How? Can it even be done? Are these no more than buzzy phrases for fuzzy concepts? In any case, don’t companies all too often nowadays use philanthropy as a form of public relations or advertising? In his book Winners Take All: The Elite Charade of Changing the World, Anand Giridharadas argues that many elite philanthropic initiatives seek to maintain the power structures they claim they want to fix. So, is “woke” capitalism, as it is called, nothing more than a hip way to be hypocritical? Corporate Social Responsibility — and the newer Environmental, Social and Governance factors in the investment process — does not seem to have had much impact thus far. Oxfam reported in January that globally, the 26 richest individuals control as much wealth as 3.8 billion of the poorest.
The first point to note is the significance of Mr Walker’s new gospel of wealth. Admittedly, he is not Carnegie, the Scottish-American industrialist who was worth the equivalent of $309 billion today, or more than the three richest Americans of 2018 combined — Jeff Bezos, Bill Gates, Warren Buffett. But Mr Walker leads one of the world’s wealthiest private foundations that is committed to the cause of social justice. And his intervention comes at a crucial moment. Around the world, there is a growing sense that capitalism is, to use the popular word, “broken”. By this, people mean that unrestrained capitalism is entrenching inequality among peoples and companies by allowing the perpetuation of advantages enjoyed by the richest individuals and businesses.
This is why economists are calling for a new balance between the market, state and civil society. In the US, parts of the political debate are skewing towards the outright vilification of rich people. Even a British newspaper that predominantly serves business titans, investment bankers, market-watchers and suchlike on either side of the Atlantic, recently called for a “reset” on capitalism. And that was right after the Business Roundtable, an association whose members are CEOs of major US companies, declared that firms should serve stakeholders as well as shareholders. Companies should look after the bottom line as well as customers, workers and the communities within which they work, and be environmentally friendly too, the BRT said.
It is being called stakeholder capitalism, an idea that seems to owe some of its notions of social justice to an allied concept — the “stakeholder economy” — unveiled by Tony Blair in Singapore in 1996. At the time, Mr Blair was campaigning to take his Labour party to victory in Britain’s impending election and he suggested that the way forward for a country suffering from the aftereffects of Thatcherite free-market license was “a stakeholder economy in which opportunity is available to all, advancement is through merit and from which no group or class is set apart or excluded. We need a country in which we acknowledge an obligation collectively to ensure each citizen gets a stake in it.”

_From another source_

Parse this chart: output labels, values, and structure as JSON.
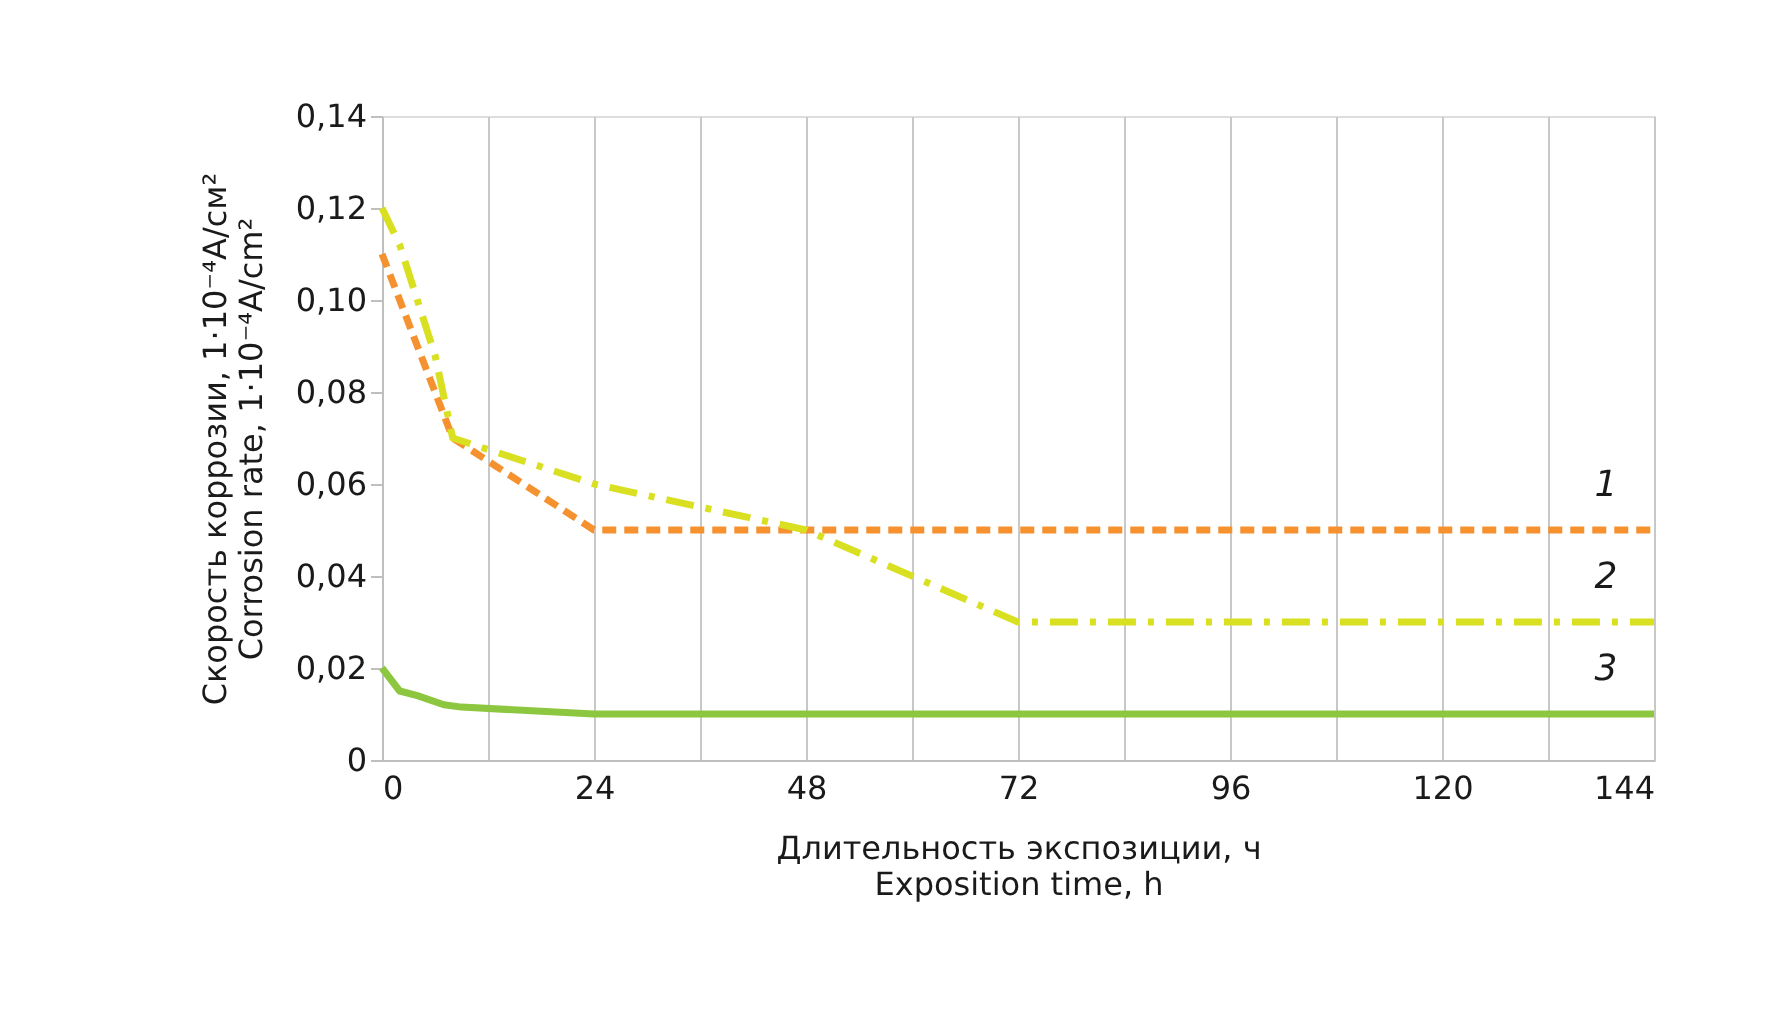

In sum and substance, those are the basic aspirations advanced by Mr Walker’s new gospel of wealth when he calls for systemic reform to root out inequality and injustice. It is worth noting that unlike Carnegie and many other attempts to rewrite his “gospel”, Mr Walker does not appear to take a paternalistic view of the role of business.
Carnegie saw “the millionaire [as] but a trustee for the poor; intrusted for a season with a great part of the increased wealth of the community, but administering it for the community far better than it could or would have done for itself”. In other words, Carnegie thought a responsible business should do well and then do good. In 2013, John Fullerton, a former JP Morgan managing director and founder of the Capital Institute, which promotes a more just and sustainable way of life, argued that Carnegie’s document should be renamed “the Universal Purpose of Capital”. Mr Fullerton added that the purpose of capital should be acknowledged as follows: “To catalyse a shift to a regenerative economy that delivers shared prosperity and respects the biophysical boundaries of the planet.” In other words, a responsible business must set itself the purpose of doing good.
Mr Walker, by contrast, says “it is a mistake for philanthropy or business to supplant the role of government”. One way to read that statement is that business should do its job ethically and well — after all, as Mr Walker says “philanthropy wouldn’t exist without capitalism” — but it is for government to provide properly for the people’s welfare, including health, shelter, education and a liveable environment.
It seems to me that the best gospel of wealth would be for businesses to do good by doing well and paying their workers properly. It is also essential for business to pay sufficient tax in order for government to invest in public services. That is the way it is done in the Nordic countries where capitalism is flourishing as is the wider society.
The objective of philanthropy should be to make itself obsolete and this can only happen when business gets to do its own job within the parameters of the law, and governments have the resources to provide for people’s wellbeing.
Muddling the boundaries serves no one well.